LANCEMENT DES SESSIONS CRIMINELLES
Le ministre de la Justice, Garde des Sceaux, Chargé des Droits Humains, Dr. Séraphin Akure-Davain, a entamé, ce lundi 7 juillet 2025, une tournée d’inspection à travers les juridictions et prisons du pays. Port-Gentil, capitale de la province de l’Ogooué-Maritime, a été choisie comme point de départ d’un périple qui s’étendra sur neuf étapes. Une démarche qui se veut à la fois diagnostique et corrective, dans l’optique d’insuffler un vent nouveau à un secteur judiciaire souvent critiqué.

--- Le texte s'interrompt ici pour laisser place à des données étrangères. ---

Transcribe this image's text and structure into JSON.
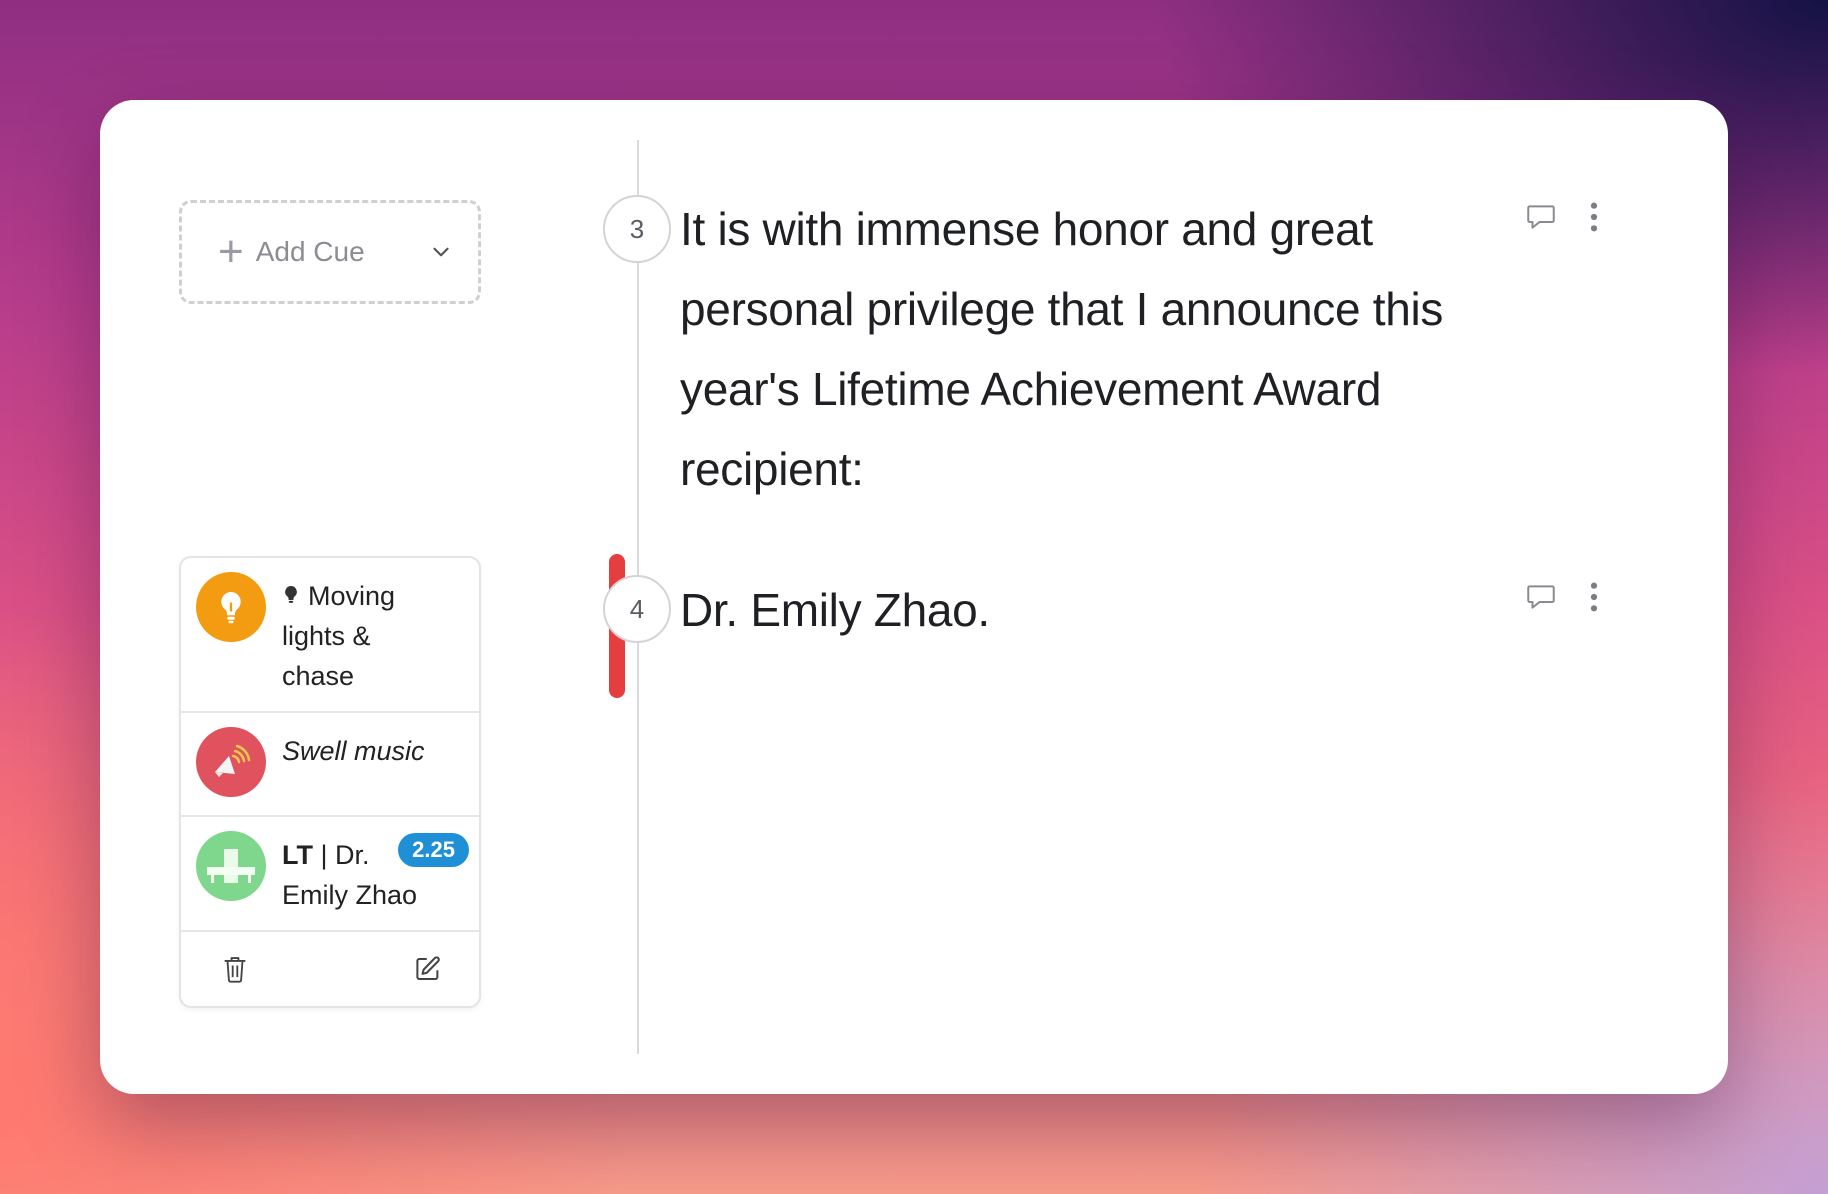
{
  "cue_panel": {
    "add_cue_label": "Add Cue"
  },
  "steps": [
    {
      "number": "3",
      "text_lines": [
        "It is with immense honor and great",
        "personal privilege that I announce this",
        "year's Lifetime Achievement Award",
        "recipient:"
      ]
    },
    {
      "number": "4",
      "text_lines": [
        "Dr. Emily Zhao."
      ]
    }
  ],
  "cues": {
    "lighting": {
      "line1": "Moving",
      "line2": "lights &",
      "line3": "chase",
      "icon": "lightbulb-icon",
      "color": "#f39c12"
    },
    "sound": {
      "label": "Swell music",
      "icon": "speaker-icon",
      "color": "#e0525e"
    },
    "lower_third": {
      "bold": "LT",
      "rest1": " | Dr.",
      "line2": "Emily Zhao",
      "badge": "2.25",
      "icon": "lower-third-icon",
      "color": "#7fd78e"
    }
  },
  "colors": {
    "accent_red": "#e53e3e",
    "badge_blue": "#1f8fd6"
  }
}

Après une visite de courtoisie au gouverneur de la province, le ministre a enchaîné les rencontres et inspections : cour d’appel judiciaire, tribunal de première instance, chambre provinciale des comptes, tribunal administratif. À chaque étape, un seul mot d’ordre : redonner un second souffle à la justice gabonaise.
« Nous avons constaté la réalité quotidienne des juridictions, et il est urgent d’améliorer les conditions de travail pour exiger un meilleur rendement »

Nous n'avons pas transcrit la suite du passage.